Based on your last query I created a fiddle.
;with x as (
select price,
datepart(isowk,dateadd(day, n.n, t1.month)) wk,
dateadd(day, n.n-1, t1.month) dt
from
(select '2014-1-1' as Month, 100.00 as PRICE
union
select '2014-2-1' as Month, 200.00 as PRICE) t1
cross apply (
select datediff(day, t.month, dateadd(month, 1, t.month)) nd
from
(select '2014-1-1' as Month, 100.00 as PRICE
union
select '2014-2-1' as Month, 200.00 as PRICE)
t
where t1.month = t.month) ndm
inner join
(SELECT (a.Number * 256) + b.Number AS N FROM
(SELECT number FROM master..spt_values WHERE type = 'P' AND number <= 255) a (Number),
(SELECT number FROM master..spt_values WHERE type = 'P' AND number <= 255) b (Number)) n --numbers
on n.n < ndm.nd
) select min(dt) as week, cast(sum(price)/count(*) as decimal(9,2)) as price
from x
group by wk
having count(*) = 7
order by wk
Of course the dates might be from multiple years, so you need to GROUP BY by the year, too.

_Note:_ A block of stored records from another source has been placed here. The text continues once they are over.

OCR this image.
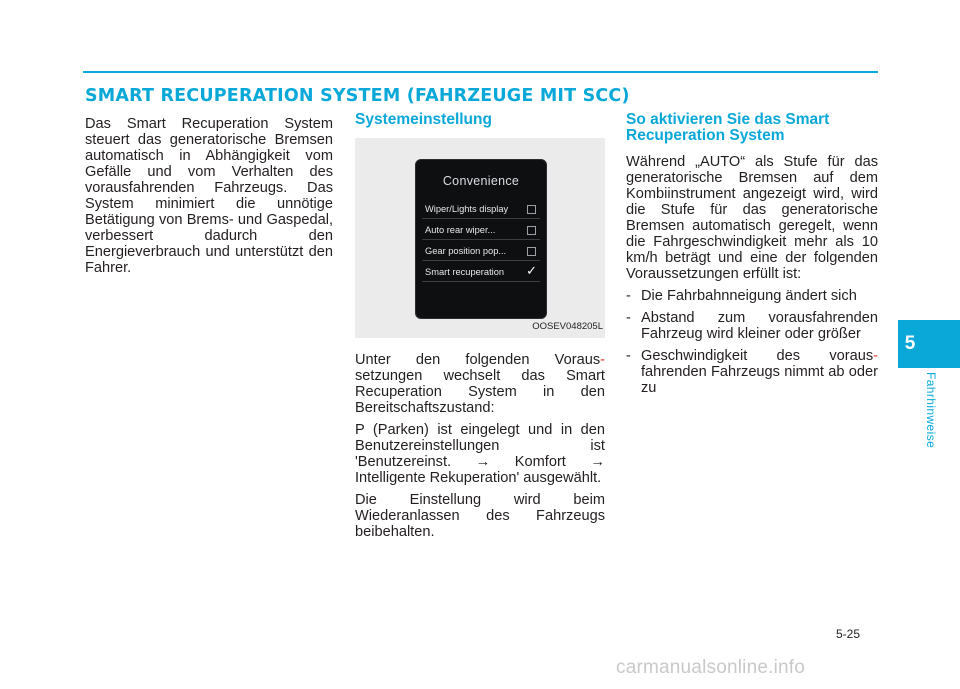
SMART RECUPERATION SYSTEM (FAHRZEUGE MIT SCC)

Das Smart Recuperation System steuert das generatorische Bremsen automatisch in Abhängigkeit vom Gefälle und vom Verhalten des vorausfahrenden Fahrzeugs. Das System minimiert die unnötige Betätigung von Brems- und Gaspedal, verbessert dadurch den Energieverbrauch und unterstützt den Fahrer.

Systemeinstellung
Convenience
Wiper/Lights display
Auto rear wiper...
Gear position pop...
Smart recuperation ✓
OOSEV048205L

Unter den folgenden Voraus-setzungen wechselt das Smart Recuperation System in den Bereitschaftszustand:

P (Parken) ist eingelegt und in den Benutzereinstellungen ist 'Benutzereinst. → Komfort → Intelligente Rekuperation' ausgewählt.

Die Einstellung wird beim Wiederanlassen des Fahrzeugs beibehalten.

So aktivieren Sie das Smart Recuperation System

Während „AUTO“ als Stufe für das generatorische Bremsen auf dem Kombiinstrument angezeigt wird, wird die Stufe für das generatorische Bremsen automatisch geregelt, wenn die Fahrgeschwindigkeit mehr als 10 km/h beträgt und eine der folgenden Voraussetzungen erfüllt ist:

- Die Fahrbahnneigung ändert sich
- Abstand zum vorausfahrenden Fahrzeug wird kleiner oder größer
- Geschwindigkeit des voraus-fahrenden Fahrzeugs nimmt ab oder zu
5
Fahrhinweise
5-25
carmanualsonline.info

Actually, you need to spred it over days, and then get the averages by week. To get the days we'll use the Numbers table.
;with x as (
select product, price,
datepart(week,dateadd(day, n.n-2, t1.month)) wk,
dateadd(day, n.n-1, t1.month) dt
from #t t1
cross apply (
select datediff(day, t.month, dateadd(month, 1, t.month)) nd
from #t t
where t1.month = t.month and t1.product = t.product) ndm
inner join numbers n on n.n <= ndm.nd
)
select product, min(dt) as week, cast(sum(price)/count(*) as decimal(9,2)) as price
from x
group by product, wk
having count(*) = 7
order by product, wk
The result of datepart(week,dateadd(day, n.n-2, t1.month)) expression depends on SET DATEFIRST so you might need to adjust accordingly.